Groq is raising up to $650 million from existing investors to scale its inference cloud business, Axios first reported on May 28. The fundraise marks a deliberate pivot to inference cloud — Groq has exited chip manufacturing entirely.

The round follows a $20 billion licensing deal with Nvidia announced in December 2025. In that arrangement, Nvidia licensed Groq’s hardware technology and hired much of Groq’s senior leadership, including founder Jonathan Ross and president Sunny Madra. Nvidia characterized the deal as a non-exclusive IP license, not an acquisition. Existing Groq investors were paid out in cash as part of the transaction, according to TechCrunch.

Those same investors are now being asked to fund what Groq is calling “Groq 2.0.”

The Inference Bet

Interim CEO Adam Winter and CFO Matt Eng are leading the company’s new direction, focused entirely on inference: the compute-intensive processing triggered by every AI prompt. Training builds models. Inference runs them. And inference is where the money is moving.

Groq’s GroqCloud platform hosted more than 3.5 million developers as of February 2026, up from 2 million at its September 2025 funding round, according to PYMNTS. That September raise was $750 million at a $6.9 billion valuation, itself more than double the $2.8 billion valuation from an August 2024 round.

Backers Disruptive and Infinitium have agreed to cover any pro-rata shares that other existing investors decline, effectively guaranteeing the round closes, Axios reported. Reuters independently confirmed the fundraise target through a source familiar with the matter.

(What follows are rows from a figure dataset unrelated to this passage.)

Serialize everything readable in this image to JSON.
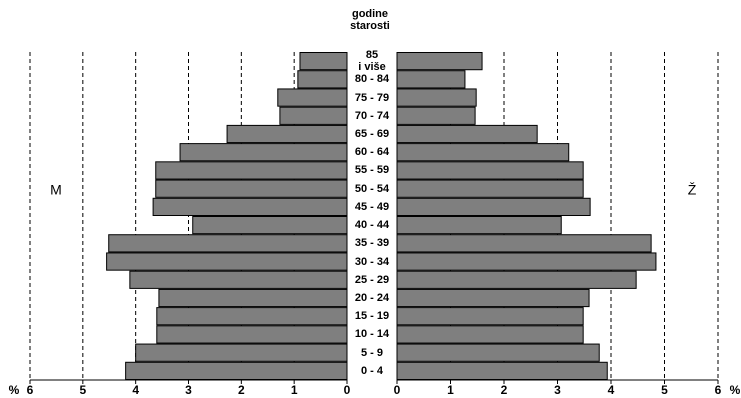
{
  "chart_data": {
    "type": "pyramid",
    "title": "godine\nstarosti",
    "x_label": "%",
    "categories": [
      "85\ni više",
      "80 - 84",
      "75 - 79",
      "70 - 74",
      "65 - 69",
      "60 - 64",
      "55 - 59",
      "50 - 54",
      "45 - 49",
      "40 - 44",
      "35 - 39",
      "30 - 34",
      "25 - 29",
      "20 - 24",
      "15 - 19",
      "10 - 14",
      "5 - 9",
      "0 - 4"
    ],
    "series": [
      {
        "name": "M",
        "color": "#7f7f7f",
        "values": [
          0.89,
          0.93,
          1.31,
          1.27,
          2.27,
          3.16,
          3.62,
          3.62,
          3.67,
          2.92,
          4.51,
          4.55,
          4.11,
          3.56,
          3.6,
          3.6,
          4.0,
          4.19
        ]
      },
      {
        "name": "Ž",
        "color": "#7f7f7f",
        "values": [
          1.59,
          1.27,
          1.48,
          1.46,
          2.62,
          3.21,
          3.48,
          3.48,
          3.61,
          3.07,
          4.75,
          4.84,
          4.47,
          3.59,
          3.48,
          3.48,
          3.78,
          3.93
        ]
      }
    ],
    "xlim": [
      0,
      6
    ],
    "xticks": [
      0,
      1,
      2,
      3,
      4,
      5,
      6
    ],
    "grid": true
  }
}
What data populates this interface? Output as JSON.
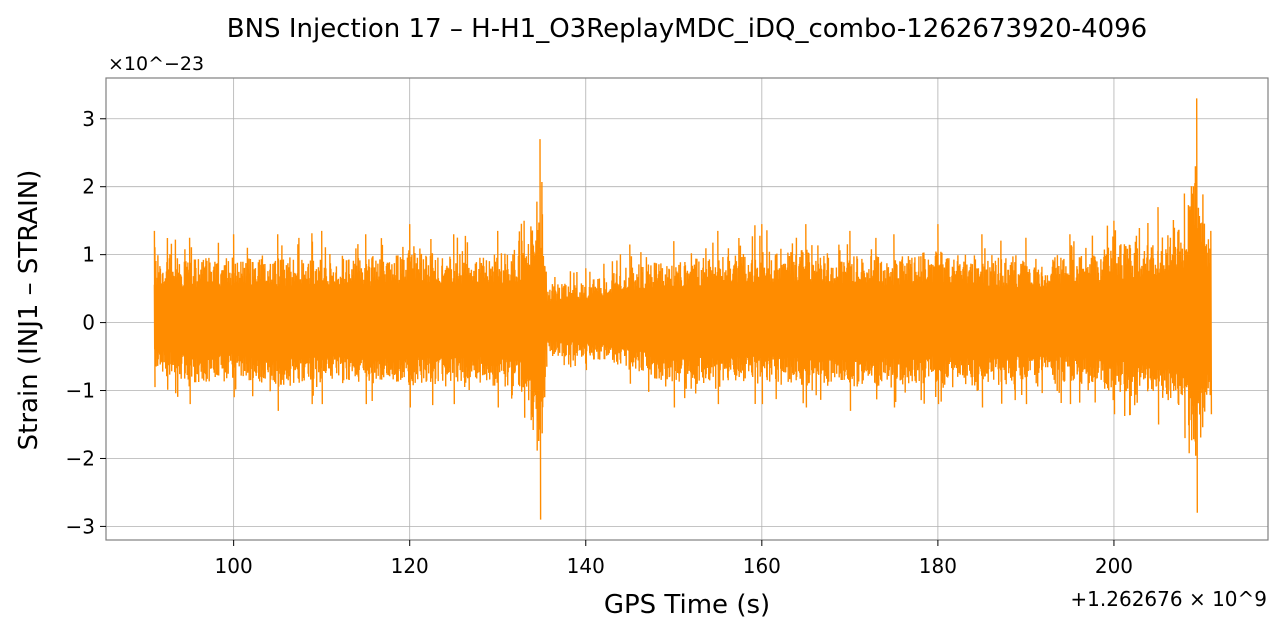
{
  "chart_data": {
    "type": "line",
    "title": "BNS Injection 17 – H-H1_O3ReplayMDC_iDQ_combo-1262673920-4096",
    "xlabel": "GPS Time (s)",
    "ylabel": "Strain (INJ1 – STRAIN)",
    "x_offset_label": "+1.262676 × 10^9",
    "y_scale_label": "×10^−23",
    "xlim": [
      85.5,
      217.5
    ],
    "ylim": [
      -3.2,
      3.6
    ],
    "xticks": [
      100,
      120,
      140,
      160,
      180,
      200
    ],
    "yticks": [
      3,
      2,
      1,
      0,
      -1,
      -2,
      -3
    ],
    "ytick_labels": [
      "3",
      "2",
      "1",
      "0",
      "−1",
      "−2",
      "−3"
    ],
    "grid": true,
    "series": [
      {
        "color": "#ff8c00",
        "x_range": [
          91,
          211
        ],
        "envelope": [
          {
            "x": 91,
            "max": 1.35,
            "min": -0.95
          },
          {
            "x": 95,
            "max": 1.25,
            "min": -1.2
          },
          {
            "x": 100,
            "max": 1.3,
            "min": -1.1
          },
          {
            "x": 105,
            "max": 1.3,
            "min": -1.3
          },
          {
            "x": 110,
            "max": 1.35,
            "min": -1.2
          },
          {
            "x": 115,
            "max": 1.3,
            "min": -1.2
          },
          {
            "x": 120,
            "max": 1.45,
            "min": -1.25
          },
          {
            "x": 125,
            "max": 1.3,
            "min": -1.2
          },
          {
            "x": 130,
            "max": 1.35,
            "min": -1.25
          },
          {
            "x": 133,
            "max": 1.5,
            "min": -1.4
          },
          {
            "x": 134.8,
            "max": 2.7,
            "min": -2.9
          },
          {
            "x": 135.5,
            "max": 0.75,
            "min": -0.65
          },
          {
            "x": 140,
            "max": 0.8,
            "min": -0.7
          },
          {
            "x": 145,
            "max": 1.15,
            "min": -0.9
          },
          {
            "x": 150,
            "max": 1.2,
            "min": -1.25
          },
          {
            "x": 155,
            "max": 1.35,
            "min": -1.2
          },
          {
            "x": 160,
            "max": 1.45,
            "min": -1.2
          },
          {
            "x": 165,
            "max": 1.45,
            "min": -1.25
          },
          {
            "x": 170,
            "max": 1.35,
            "min": -1.3
          },
          {
            "x": 175,
            "max": 1.3,
            "min": -1.25
          },
          {
            "x": 180,
            "max": 1.45,
            "min": -1.2
          },
          {
            "x": 185,
            "max": 1.3,
            "min": -1.25
          },
          {
            "x": 190,
            "max": 1.25,
            "min": -1.2
          },
          {
            "x": 195,
            "max": 1.3,
            "min": -1.2
          },
          {
            "x": 200,
            "max": 1.5,
            "min": -1.35
          },
          {
            "x": 205,
            "max": 1.7,
            "min": -1.5
          },
          {
            "x": 208,
            "max": 1.9,
            "min": -1.7
          },
          {
            "x": 209.4,
            "max": 3.3,
            "min": -2.8
          },
          {
            "x": 211,
            "max": 1.35,
            "min": -1.35
          }
        ]
      }
    ]
  }
}
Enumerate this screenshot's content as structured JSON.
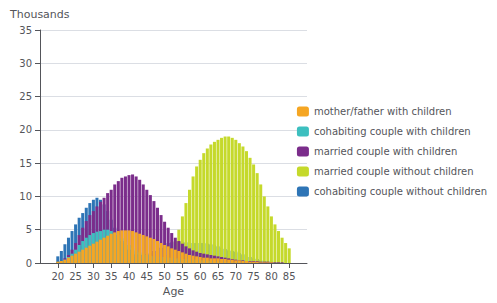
{
  "chart_data": {
    "type": "bar",
    "stacked": true,
    "xlabel": "Age",
    "ylabel": "Thousands",
    "x": [
      20,
      21,
      22,
      23,
      24,
      25,
      26,
      27,
      28,
      29,
      30,
      31,
      32,
      33,
      34,
      35,
      36,
      37,
      38,
      39,
      40,
      41,
      42,
      43,
      44,
      45,
      46,
      47,
      48,
      49,
      50,
      51,
      52,
      53,
      54,
      55,
      56,
      57,
      58,
      59,
      60,
      61,
      62,
      63,
      64,
      65,
      66,
      67,
      68,
      69,
      70,
      71,
      72,
      73,
      74,
      75,
      76,
      77,
      78,
      79,
      80,
      81,
      82,
      83,
      84,
      85
    ],
    "series": [
      {
        "name": "cohabiting couple without children",
        "color": "#2e75b6",
        "values": [
          1.0,
          1.8,
          2.8,
          3.8,
          4.8,
          5.8,
          6.8,
          7.5,
          8.3,
          9.0,
          9.5,
          9.8,
          9.5,
          8.8,
          7.8,
          6.5,
          5.3,
          4.2,
          3.3,
          2.6,
          2.0,
          1.6,
          1.3,
          1.2,
          1.2,
          1.3,
          1.5,
          1.8,
          2.0,
          2.3,
          2.7,
          3.0,
          3.1,
          3.2,
          3.2,
          3.2,
          3.1,
          3.1,
          3.0,
          3.0,
          3.0,
          3.0,
          2.9,
          2.8,
          2.7,
          2.5,
          2.3,
          2.1,
          1.9,
          1.8,
          1.7,
          1.5,
          1.3,
          1.1,
          0.9,
          0.7,
          0.6,
          0.4,
          0.3,
          0.2,
          0.2,
          0.1,
          0.1,
          0.0,
          0.0,
          0.0
        ]
      },
      {
        "name": "married couple without children",
        "color": "#c5d92b",
        "values": [
          0.1,
          0.2,
          0.4,
          0.6,
          1.0,
          1.4,
          1.8,
          2.2,
          2.6,
          2.9,
          3.2,
          3.5,
          3.7,
          3.9,
          4.1,
          4.2,
          4.0,
          3.7,
          3.0,
          2.3,
          1.7,
          1.2,
          0.9,
          0.7,
          0.6,
          0.5,
          0.5,
          0.5,
          0.5,
          0.6,
          0.8,
          1.2,
          2.0,
          3.3,
          5.0,
          7.0,
          9.0,
          11.0,
          13.0,
          14.5,
          15.5,
          16.5,
          17.2,
          17.8,
          18.2,
          18.5,
          18.8,
          19.0,
          19.0,
          18.8,
          18.5,
          18.0,
          17.5,
          16.8,
          15.8,
          14.8,
          13.5,
          11.8,
          10.0,
          8.5,
          7.0,
          5.8,
          4.8,
          3.8,
          3.0,
          2.2
        ]
      },
      {
        "name": "married couple with children",
        "color": "#7b2d8b",
        "values": [
          0.1,
          0.3,
          0.7,
          1.2,
          2.0,
          3.0,
          4.2,
          5.3,
          6.3,
          7.2,
          7.8,
          8.5,
          9.2,
          9.8,
          10.5,
          11.0,
          11.8,
          12.3,
          12.8,
          13.0,
          13.2,
          13.3,
          13.0,
          12.5,
          11.8,
          11.0,
          10.2,
          9.3,
          8.3,
          7.2,
          6.2,
          5.3,
          4.5,
          3.8,
          3.3,
          2.9,
          2.5,
          2.2,
          1.9,
          1.7,
          1.5,
          1.4,
          1.3,
          1.2,
          1.1,
          1.0,
          0.9,
          0.8,
          0.7,
          0.6,
          0.5,
          0.4,
          0.4,
          0.3,
          0.3,
          0.3,
          0.3,
          0.2,
          0.2,
          0.2,
          0.1,
          0.1,
          0.1,
          0.1,
          0.0,
          0.0
        ]
      },
      {
        "name": "cohabiting couple with children",
        "color": "#3dbfbf",
        "values": [
          0.1,
          0.3,
          0.5,
          0.9,
          1.4,
          2.0,
          2.7,
          3.3,
          3.8,
          4.2,
          4.5,
          4.7,
          4.8,
          5.0,
          5.0,
          4.8,
          4.5,
          4.2,
          3.7,
          3.2,
          2.7,
          2.3,
          1.9,
          1.6,
          1.4,
          1.2,
          1.1,
          1.0,
          1.0,
          0.9,
          0.9,
          0.8,
          0.8,
          0.7,
          0.7,
          0.6,
          0.6,
          0.5,
          0.5,
          0.5,
          0.4,
          0.4,
          0.4,
          0.3,
          0.3,
          0.2,
          0.2,
          0.2,
          0.1,
          0.1,
          0.1,
          0.1,
          0.1,
          0.1,
          0.0,
          0.0,
          0.0,
          0.0,
          0.0,
          0.0,
          0.0,
          0.0,
          0.0,
          0.0,
          0.0,
          0.0
        ]
      },
      {
        "name": "mother/father with children",
        "color": "#f5a623",
        "values": [
          0.2,
          0.3,
          0.5,
          0.8,
          1.1,
          1.4,
          1.7,
          2.0,
          2.3,
          2.6,
          2.9,
          3.2,
          3.5,
          3.8,
          4.1,
          4.4,
          4.6,
          4.8,
          4.9,
          4.9,
          4.9,
          4.8,
          4.6,
          4.4,
          4.2,
          4.0,
          3.8,
          3.6,
          3.3,
          3.0,
          2.7,
          2.5,
          2.2,
          2.0,
          1.8,
          1.6,
          1.4,
          1.2,
          1.1,
          1.0,
          0.9,
          0.8,
          0.8,
          0.7,
          0.7,
          0.7,
          0.6,
          0.6,
          0.5,
          0.5,
          0.4,
          0.4,
          0.3,
          0.3,
          0.2,
          0.2,
          0.2,
          0.1,
          0.1,
          0.1,
          0.1,
          0.0,
          0.0,
          0.0,
          0.0,
          0.0
        ]
      }
    ],
    "xlim": [
      15,
      90
    ],
    "xticks": [
      20,
      25,
      30,
      35,
      40,
      45,
      50,
      55,
      60,
      65,
      70,
      75,
      80,
      85
    ],
    "ylim": [
      0,
      35
    ],
    "yticks": [
      0,
      5,
      10,
      15,
      20,
      25,
      30,
      35
    ],
    "grid": true,
    "legend": "right"
  }
}
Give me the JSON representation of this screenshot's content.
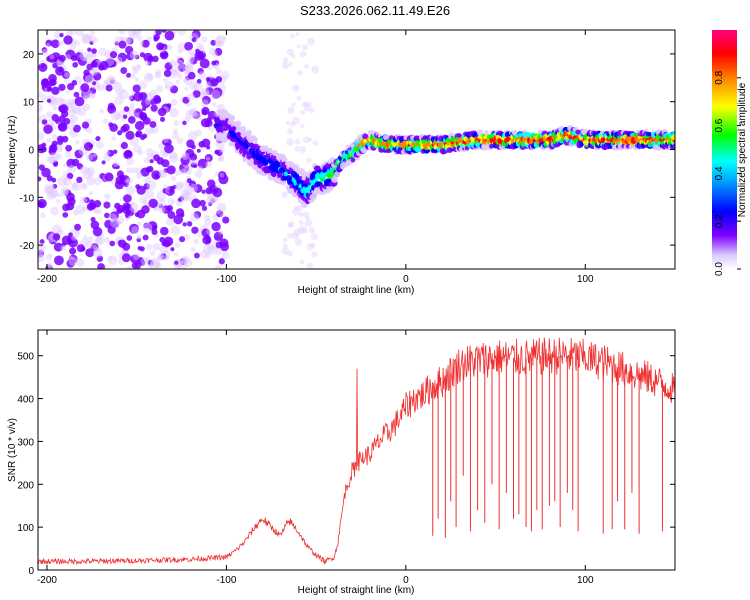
{
  "chart_data": [
    {
      "type": "heatmap",
      "title": "S233.2026.062.11.49.E26",
      "xlabel": "Height of straight line (km)",
      "ylabel": "Frequency (Hz)",
      "xlim": [
        -205,
        150
      ],
      "ylim": [
        -25,
        25
      ],
      "xticks": [
        -200,
        -100,
        0,
        100
      ],
      "yticks": [
        -20,
        -10,
        0,
        10,
        20
      ],
      "colorbar": {
        "label": "Normalized spectral amplitude",
        "range": [
          0,
          1
        ],
        "ticks": [
          "0.0",
          "0.2",
          "0.4",
          "0.6",
          "0.8"
        ],
        "colors": [
          "#ffffff",
          "#e0c8ff",
          "#7a00ff",
          "#0000ff",
          "#00ffff",
          "#00ff00",
          "#ffff00",
          "#ff8000",
          "#ff0000",
          "#ff0080"
        ]
      },
      "ridge": {
        "description": "frequency ridge vs height",
        "x": [
          -100,
          -90,
          -80,
          -70,
          -60,
          -55,
          -50,
          -45,
          -40,
          -35,
          -30,
          -25,
          -20,
          -10,
          0,
          20,
          40,
          60,
          80,
          90,
          100,
          120,
          150
        ],
        "y": [
          5,
          1,
          -2,
          -4,
          -7,
          -9,
          -6,
          -6,
          -5,
          -2,
          -1,
          1,
          2,
          1,
          1,
          1,
          2,
          2,
          2,
          3,
          2,
          2,
          2
        ],
        "peak_amplitude": [
          0.3,
          0.35,
          0.4,
          0.4,
          0.45,
          0.5,
          0.5,
          0.55,
          0.6,
          0.65,
          0.7,
          0.75,
          0.8,
          0.85,
          0.85,
          0.9,
          0.95,
          0.95,
          0.95,
          0.95,
          0.95,
          0.95,
          0.9
        ]
      }
    },
    {
      "type": "line",
      "xlabel": "Height of straight line (km)",
      "ylabel": "SNR (10 * v/v)",
      "xlim": [
        -205,
        150
      ],
      "ylim": [
        0,
        560
      ],
      "xticks": [
        -200,
        -100,
        0,
        100
      ],
      "yticks": [
        0,
        100,
        200,
        300,
        400,
        500
      ],
      "color": "#f03030",
      "series": [
        {
          "name": "SNR",
          "x": [
            -205,
            -180,
            -150,
            -120,
            -100,
            -95,
            -90,
            -85,
            -80,
            -75,
            -70,
            -65,
            -60,
            -55,
            -50,
            -45,
            -40,
            -38,
            -36,
            -34,
            -30,
            -25,
            -20,
            -15,
            -10,
            -5,
            0,
            5,
            10,
            15,
            20,
            25,
            30,
            35,
            40,
            50,
            60,
            70,
            80,
            90,
            100,
            110,
            120,
            130,
            140,
            150
          ],
          "y": [
            20,
            20,
            22,
            25,
            30,
            45,
            65,
            95,
            120,
            100,
            80,
            115,
            90,
            55,
            35,
            20,
            30,
            60,
            120,
            180,
            230,
            260,
            270,
            300,
            320,
            345,
            380,
            400,
            410,
            430,
            440,
            460,
            480,
            485,
            490,
            495,
            495,
            495,
            500,
            500,
            495,
            485,
            470,
            455,
            440,
            420
          ]
        }
      ],
      "dropouts": {
        "x": [
          15,
          18,
          22,
          25,
          28,
          32,
          36,
          40,
          44,
          48,
          52,
          56,
          60,
          63,
          67,
          70,
          73,
          76,
          80,
          83,
          86,
          90,
          93,
          96,
          110,
          115,
          118,
          122,
          126,
          130,
          143
        ],
        "y": [
          80,
          120,
          75,
          160,
          100,
          220,
          90,
          140,
          110,
          200,
          95,
          180,
          120,
          130,
          100,
          90,
          140,
          95,
          150,
          160,
          100,
          180,
          140,
          90,
          85,
          95,
          160,
          95,
          180,
          85,
          90
        ]
      }
    }
  ]
}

Why Inference Matters for Agent Infrastructure

Autonomous AI agents are inference-intensive by design. Every tool call, every reasoning step, every action in an agentic loop triggers a model inference. A single agent task that involves planning, searching, reading, and executing can generate dozens of inference calls in seconds. Low-latency, high-throughput inference is the bottleneck for scaling agent deployments from demos to production.

Groq’s custom LPU (Language Processing Unit) architecture was built for exactly this workload profile: deterministic latency with high token throughput. That positions the company’s inference cloud as infrastructure for the agentic layer, competing with Databricks, OpenAI’s API, Anthropic’s inference endpoints, and Nvidia’s own inference platforms.

What Groq Left Behind

The December deal with Nvidia effectively split Groq into two stories. Nvidia got the hardware talent and IP license. Groq kept the cloud platform, the developer base, and enough investor confidence to raise again. Whether $650 million is enough to compete in an inference market where Nvidia, the hyperscalers, and well-funded startups like Cerebras are all building capacity remains the open question.

The fundraise signals that investors see inference as a distinct, defensible layer in the AI stack, separate from both model training and chip manufacturing. For teams building agent systems, the competitive dynamics in this layer will directly determine what inference costs and how fast agents can operate at scale.